March 19, 201610 yr When starting the array with at least one cache device, a share called "system" will be automatically created. Inside, two subfolders will be created (docker and libvirt respectively). Each of these folders will contain a loopback image file for each service. New user here... I've unRAID setup and it's running great. Pretty easy! I'm starting to set up VM/s, Docker with the associated User Shares... I'm not using the beta. I am on version 6.1.9, but I want to setup my shares to match the auto created share structure in 6.2. I'm certain I have the shares set up correctly but I can not figure out from reading this forum thread of what exactly would be saved to the libvirt folder in the system share. My best guess would be the virtio drivers for Windows... but I'm hoping someone can clue me in on what exactly this folder will be used for so I can setup to match the default setup of 6.2.
March 19, 201610 yr Community Expert When starting the array with at least one cache device, a share called "system" will be automatically created. Inside, two subfolders will be created (docker and libvirt respectively). Each of these folders will contain a loopback image file for each service. New user here... I've unRAID setup and it's running great. Pretty easy! I'm starting to set up VM/s, Docker with the associated User Shares... I'm not using the beta. I am on version 6.1.9, but I want to setup my shares to match the auto created share structure in 6.2. I'm certain I have the shares set up correctly but I can not figure out from reading this forum thread of what exactly would be saved to the libvirt folder in the system share. My best guess would be the virtio drivers for Windows... but I'm hoping someone can clue me in on what exactly this folder will be used for so I can setup to match the default setup of 6.2. I know that the libvirt image (that holds all the VM related configuration files) is stored there rather than under the VM Manager plugin area. As far as I know you cannot successfully use the 6.2 structure with 6.1.9 as VM Manager makes different assumption about file locations between the two releases.
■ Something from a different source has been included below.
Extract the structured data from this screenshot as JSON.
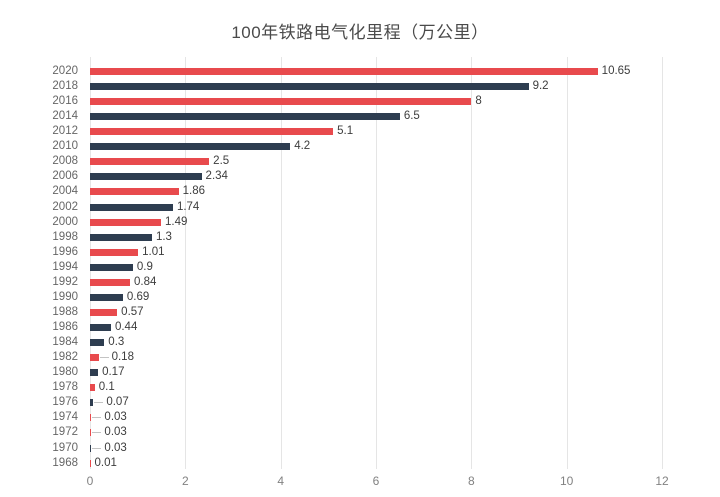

April 21, 201610 yr I'm confused about the presence of the 'system' share that is automatically created with unRAID 6.2 beta. I've built a test system with scrapped together parts - my cache array is 3x 32GB ssd's - and the system share reduces the original cache pool size down to 48GB. This is annoying as I don't seem to be able to get rid of this 'system' share - I can't delete it through the webGUI since it isn't empty and when I delete it manually through a telnet session it automatically regenerates. Can anyone help me understand the function of this 'system' share and if it's possible to get rid of it if I don't want it? I'm basically trying unRAID out by setting up 1-2 Windows 10 VM's to see if this could be viable replacement for separate discrete PC's, and I'm following the setup guide from LinusTechTips here:
April 21, 201610 yr Community Expert I'm confused about the presence of the 'system' share that is automatically created with unRAID 6.2 beta. I've built a test system with scrapped together parts - my cache array is 3x 32GB ssd's - and the system share reduces the original cache pool size down to 48GB... 3x32GB btrfs raid1 is 48GB even when empty. btrfs disk usage calculator
April 21, 201610 yr Community Expert As was mentioned the system share has nothing to do with this! The point is that the default for a cache pool is BTRFS RAID-1 variant where all data is held on at least two devices which gives resilience to the cache. It is possible to set the cache pool up to use RAID-0 instead so that all the space becomes available (at the loss of resilience) but at the moment manual intervention is required to achieve this.